Does Washington represent the shape of things to come as so many seem to think? The music does have a relentless drive, making it irresistible to move your feet and shake your body, like the music of James Brown or P funk. As some have written it clearly hearkens back to the spiritual jazz of the late sixties where people like Coltrane, Pharoah Sanders, Alice Coltrane and Albert Ayler once tried to bring us to the transcendental. It even has some roots in the cosmic sounds of Lonnie Liston Smith and the futuristic explorations of Sun Ra's Arkestra. Certainly, elements of gospel, religious celebratory and revival music are also present.

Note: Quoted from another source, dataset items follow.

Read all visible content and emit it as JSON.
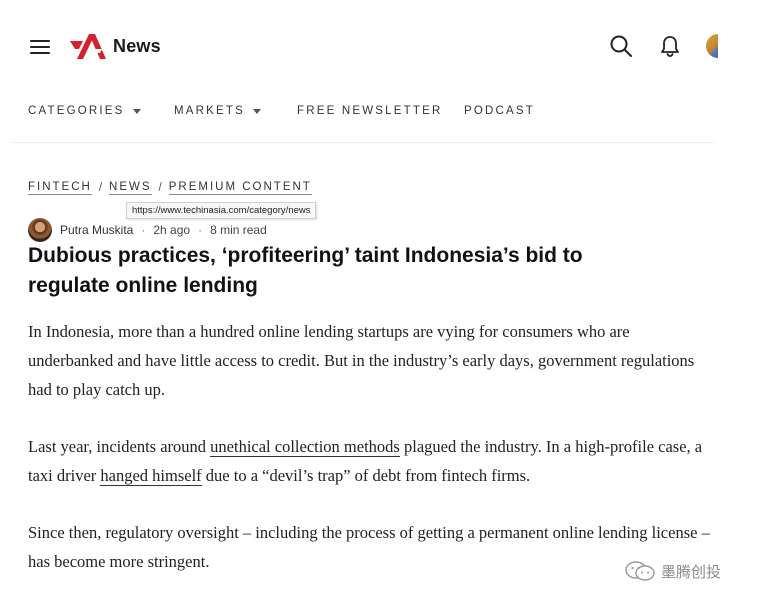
{
  "header": {
    "brand_name": "News",
    "logo_color": "#d3212d",
    "icons": [
      "menu-icon",
      "search-icon",
      "bell-icon"
    ]
  },
  "nav": {
    "items": [
      {
        "label": "CATEGORIES",
        "has_dropdown": true
      },
      {
        "label": "MARKETS",
        "has_dropdown": true
      },
      {
        "label": "FREE NEWSLETTER",
        "has_dropdown": false
      },
      {
        "label": "PODCAST",
        "has_dropdown": false
      }
    ]
  },
  "article": {
    "breadcrumb": [
      "FINTECH",
      "NEWS",
      "PREMIUM CONTENT"
    ],
    "breadcrumb_separator": "/",
    "tooltip": "https://www.techinasia.com/category/news",
    "byline": {
      "author": "Putra Muskita",
      "separator": "·",
      "time": "2h ago",
      "read_time": "8 min read"
    },
    "title": "Dubious practices, ‘profiteering’ taint Indonesia’s bid to regulate online lending",
    "paragraphs": {
      "p1": "In Indonesia, more than a hundred online lending startups are vying for consumers who are underbanked and have little access to credit. But in the industry’s early days, government regulations had to play catch up.",
      "p2": {
        "part1": "Last year, incidents around ",
        "link1": "unethical collection methods",
        "part2": " plagued the industry. In a high-profile case, a taxi driver ",
        "link2": "hanged himself",
        "part3": " due to a “devil’s trap” of debt from fintech firms."
      },
      "p3": "Since then, regulatory oversight – including the process of getting a permanent online lending license – has become more stringent."
    }
  },
  "watermark": {
    "text": "墨腾创投"
  }
}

What I miss the most from this music is the lack of a retainable melody. For all the passion, soul, funk and spirituality that this music clearly represents it leaves me a little hungry, un-satiated. With the exception of the “Change of the Guard,” it mostly lacks something lastingly melodic that I can take away with me. Something that I can retain beyond the limits of the immediate listen or the excitement of the visceral performance.
Nevertheless, the audience was enraptured and if the majority of critics are right, and the crowds seem to say they are, Washington has tapped into something, something that transcends what much of music is saying today and revives a sound that we have not heard in a long time in its own unique way.